In fact, a study published in JAMA Internal Medicine in 2015 confirmed that sociodemographic factors, such as low income or a lack of family support, were linked to higher readmission rates.
“For those hospitals that are sitting in an environment or community where they have a significant number of disadvantaged patients—poor, living alone, having a disproportionate amount of mental illness—they can’t control readmission rates the same way as a hospital in a high socioeconomic area can,” Mort said.
The methodology can be “potentially damaging” for patients and their families who might choose a hospital because of a higher star rating rather than on its clinical services, said Steve Lipstein, president and CEO of the BJC HealthCare and former AAMC chair. The 14 hospitals in the St. Louis–based health system, which includes teaching institutions and smaller, rural hospitals, received ratings from two to four stars. BJC hospitals receiving higher ratings were more likely to be in affluent areas, Lipstein reported.

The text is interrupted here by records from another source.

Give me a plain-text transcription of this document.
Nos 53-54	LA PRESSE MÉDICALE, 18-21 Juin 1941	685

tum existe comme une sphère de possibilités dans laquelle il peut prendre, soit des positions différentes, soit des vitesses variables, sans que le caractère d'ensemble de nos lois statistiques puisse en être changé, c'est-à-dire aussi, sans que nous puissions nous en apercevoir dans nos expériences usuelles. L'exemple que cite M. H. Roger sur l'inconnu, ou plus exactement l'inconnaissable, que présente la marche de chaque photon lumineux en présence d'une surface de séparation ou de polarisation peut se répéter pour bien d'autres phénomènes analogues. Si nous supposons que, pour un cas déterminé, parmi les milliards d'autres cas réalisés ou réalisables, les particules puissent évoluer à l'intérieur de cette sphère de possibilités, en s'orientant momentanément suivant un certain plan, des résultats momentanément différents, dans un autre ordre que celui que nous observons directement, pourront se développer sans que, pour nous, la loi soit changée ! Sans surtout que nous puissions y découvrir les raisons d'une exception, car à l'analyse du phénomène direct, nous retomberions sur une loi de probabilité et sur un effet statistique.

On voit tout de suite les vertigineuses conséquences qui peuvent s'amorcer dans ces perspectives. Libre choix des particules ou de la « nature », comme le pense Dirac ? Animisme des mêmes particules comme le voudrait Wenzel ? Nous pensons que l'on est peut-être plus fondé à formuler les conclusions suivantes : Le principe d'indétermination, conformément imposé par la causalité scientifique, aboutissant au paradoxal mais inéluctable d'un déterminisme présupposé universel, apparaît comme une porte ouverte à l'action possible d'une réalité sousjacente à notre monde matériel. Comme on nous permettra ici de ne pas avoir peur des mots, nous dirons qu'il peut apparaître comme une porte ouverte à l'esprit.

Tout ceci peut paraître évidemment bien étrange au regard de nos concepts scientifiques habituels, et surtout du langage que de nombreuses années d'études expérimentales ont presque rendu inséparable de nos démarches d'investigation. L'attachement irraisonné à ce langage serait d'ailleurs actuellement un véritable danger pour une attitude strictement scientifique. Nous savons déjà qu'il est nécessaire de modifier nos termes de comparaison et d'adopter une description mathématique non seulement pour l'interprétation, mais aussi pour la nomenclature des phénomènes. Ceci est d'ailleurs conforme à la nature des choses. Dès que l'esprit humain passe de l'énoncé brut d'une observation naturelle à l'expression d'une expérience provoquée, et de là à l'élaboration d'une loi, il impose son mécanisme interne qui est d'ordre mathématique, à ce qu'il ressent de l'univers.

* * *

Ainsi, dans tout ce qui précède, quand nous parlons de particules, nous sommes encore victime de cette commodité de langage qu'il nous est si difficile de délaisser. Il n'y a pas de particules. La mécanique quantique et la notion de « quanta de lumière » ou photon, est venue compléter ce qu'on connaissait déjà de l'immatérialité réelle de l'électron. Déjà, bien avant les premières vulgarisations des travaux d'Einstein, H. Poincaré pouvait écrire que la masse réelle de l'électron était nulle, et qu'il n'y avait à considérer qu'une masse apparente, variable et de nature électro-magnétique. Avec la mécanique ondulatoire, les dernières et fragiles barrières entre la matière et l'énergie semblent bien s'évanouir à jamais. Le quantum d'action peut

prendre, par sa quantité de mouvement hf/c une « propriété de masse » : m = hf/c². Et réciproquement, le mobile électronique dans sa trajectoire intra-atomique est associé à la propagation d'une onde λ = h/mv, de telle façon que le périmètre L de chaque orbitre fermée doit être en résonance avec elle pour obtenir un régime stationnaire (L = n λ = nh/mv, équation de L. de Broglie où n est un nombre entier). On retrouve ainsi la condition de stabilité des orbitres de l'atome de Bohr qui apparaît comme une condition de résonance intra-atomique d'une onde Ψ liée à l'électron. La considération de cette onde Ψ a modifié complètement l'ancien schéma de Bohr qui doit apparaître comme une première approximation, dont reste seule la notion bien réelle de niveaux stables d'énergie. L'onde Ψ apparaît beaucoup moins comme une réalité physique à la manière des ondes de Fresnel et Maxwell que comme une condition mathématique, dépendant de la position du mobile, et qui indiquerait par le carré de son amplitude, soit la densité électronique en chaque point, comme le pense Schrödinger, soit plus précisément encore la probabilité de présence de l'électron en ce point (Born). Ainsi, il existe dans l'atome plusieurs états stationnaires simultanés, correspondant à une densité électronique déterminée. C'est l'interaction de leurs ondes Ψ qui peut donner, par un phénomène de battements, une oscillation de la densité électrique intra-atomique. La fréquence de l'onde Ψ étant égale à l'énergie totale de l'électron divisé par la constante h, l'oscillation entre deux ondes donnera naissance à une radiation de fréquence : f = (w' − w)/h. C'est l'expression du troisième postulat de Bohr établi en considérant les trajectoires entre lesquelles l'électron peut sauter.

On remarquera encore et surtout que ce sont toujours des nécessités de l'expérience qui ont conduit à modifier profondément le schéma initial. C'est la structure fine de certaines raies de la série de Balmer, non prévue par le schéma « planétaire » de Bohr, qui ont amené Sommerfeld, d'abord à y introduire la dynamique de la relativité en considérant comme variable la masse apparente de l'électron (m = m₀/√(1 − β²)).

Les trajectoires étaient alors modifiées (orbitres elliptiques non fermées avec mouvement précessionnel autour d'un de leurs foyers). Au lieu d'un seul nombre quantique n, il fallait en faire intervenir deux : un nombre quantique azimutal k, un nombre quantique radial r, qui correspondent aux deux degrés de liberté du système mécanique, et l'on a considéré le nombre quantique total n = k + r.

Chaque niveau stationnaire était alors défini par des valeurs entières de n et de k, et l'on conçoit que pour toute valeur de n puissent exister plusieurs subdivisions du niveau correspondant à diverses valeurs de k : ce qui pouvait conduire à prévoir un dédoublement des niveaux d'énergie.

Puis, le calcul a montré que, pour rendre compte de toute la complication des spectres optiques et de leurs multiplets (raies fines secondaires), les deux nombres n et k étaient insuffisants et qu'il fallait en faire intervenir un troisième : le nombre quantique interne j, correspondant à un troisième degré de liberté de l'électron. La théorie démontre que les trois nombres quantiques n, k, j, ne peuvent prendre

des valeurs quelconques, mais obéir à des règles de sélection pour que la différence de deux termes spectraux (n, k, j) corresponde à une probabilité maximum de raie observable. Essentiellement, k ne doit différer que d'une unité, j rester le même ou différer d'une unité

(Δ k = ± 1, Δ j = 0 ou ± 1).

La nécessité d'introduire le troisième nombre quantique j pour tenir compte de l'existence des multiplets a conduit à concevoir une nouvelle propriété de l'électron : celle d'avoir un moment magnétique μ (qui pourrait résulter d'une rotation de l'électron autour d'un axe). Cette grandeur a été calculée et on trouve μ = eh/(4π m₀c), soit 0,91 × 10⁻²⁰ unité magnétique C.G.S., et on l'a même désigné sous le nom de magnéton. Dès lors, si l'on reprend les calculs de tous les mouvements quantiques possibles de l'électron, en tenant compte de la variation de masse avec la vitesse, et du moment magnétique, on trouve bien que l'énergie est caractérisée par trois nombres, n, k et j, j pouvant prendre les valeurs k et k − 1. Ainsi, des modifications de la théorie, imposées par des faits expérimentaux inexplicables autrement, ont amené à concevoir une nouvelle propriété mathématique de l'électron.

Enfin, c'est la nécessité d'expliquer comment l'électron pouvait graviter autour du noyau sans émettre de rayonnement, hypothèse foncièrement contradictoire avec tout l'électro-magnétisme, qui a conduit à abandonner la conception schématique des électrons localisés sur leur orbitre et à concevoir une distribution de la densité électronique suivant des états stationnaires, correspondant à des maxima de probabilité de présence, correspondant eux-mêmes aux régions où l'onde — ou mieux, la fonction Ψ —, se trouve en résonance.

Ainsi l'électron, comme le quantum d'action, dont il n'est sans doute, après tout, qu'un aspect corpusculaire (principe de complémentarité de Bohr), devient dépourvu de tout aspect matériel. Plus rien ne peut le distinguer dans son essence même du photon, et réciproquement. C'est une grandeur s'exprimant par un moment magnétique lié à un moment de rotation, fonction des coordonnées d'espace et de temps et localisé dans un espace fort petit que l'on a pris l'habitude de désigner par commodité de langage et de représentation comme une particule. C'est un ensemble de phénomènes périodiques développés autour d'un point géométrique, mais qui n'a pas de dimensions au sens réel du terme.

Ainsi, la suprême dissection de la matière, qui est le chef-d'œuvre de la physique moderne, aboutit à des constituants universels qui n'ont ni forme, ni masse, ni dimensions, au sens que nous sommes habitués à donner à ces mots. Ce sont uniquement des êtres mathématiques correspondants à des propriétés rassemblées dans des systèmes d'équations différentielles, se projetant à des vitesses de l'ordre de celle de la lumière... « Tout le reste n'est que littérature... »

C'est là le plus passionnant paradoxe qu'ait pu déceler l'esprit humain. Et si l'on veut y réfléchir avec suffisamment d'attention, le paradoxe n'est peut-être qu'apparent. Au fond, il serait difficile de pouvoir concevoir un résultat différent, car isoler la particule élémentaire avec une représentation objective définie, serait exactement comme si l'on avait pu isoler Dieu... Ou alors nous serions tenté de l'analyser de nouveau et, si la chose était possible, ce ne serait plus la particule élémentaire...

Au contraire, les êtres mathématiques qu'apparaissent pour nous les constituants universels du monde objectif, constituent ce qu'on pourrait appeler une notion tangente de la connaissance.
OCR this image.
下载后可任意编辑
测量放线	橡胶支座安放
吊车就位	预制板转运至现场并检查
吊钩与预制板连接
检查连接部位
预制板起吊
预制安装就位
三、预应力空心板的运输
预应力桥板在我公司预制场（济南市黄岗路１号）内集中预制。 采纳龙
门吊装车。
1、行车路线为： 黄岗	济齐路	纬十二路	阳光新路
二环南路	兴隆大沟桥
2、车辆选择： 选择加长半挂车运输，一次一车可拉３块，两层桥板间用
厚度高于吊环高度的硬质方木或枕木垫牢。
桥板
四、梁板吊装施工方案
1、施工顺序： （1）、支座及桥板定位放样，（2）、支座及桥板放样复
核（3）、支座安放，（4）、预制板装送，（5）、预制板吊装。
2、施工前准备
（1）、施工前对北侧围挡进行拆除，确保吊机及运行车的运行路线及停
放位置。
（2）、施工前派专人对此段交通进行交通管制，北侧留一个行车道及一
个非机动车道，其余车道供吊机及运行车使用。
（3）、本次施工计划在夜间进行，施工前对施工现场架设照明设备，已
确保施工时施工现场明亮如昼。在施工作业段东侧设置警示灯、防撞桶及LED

“Instead of being helpful to patients and their families in selecting a hospital, it turns out that at the local level [the ratings] are very misleading,” he said.
Schreiber added that while she “questions the methodology CMS used,” she is glad the star ratings have “become a catalyst for such a robust discussion” on hospital quality. “We are committed to developing meaningful and useful measures to help assess quality.”
In making decisions about where to go for treatment, Lipstein said patients should look at local circumstances, talk with people they trust, and research which hospitals have the services appropriate for their needs. But to rely on ratings that were “never intended to compare one hospital with another is going to result in patients not getting meaningful information and will be potentially damaging,” he said.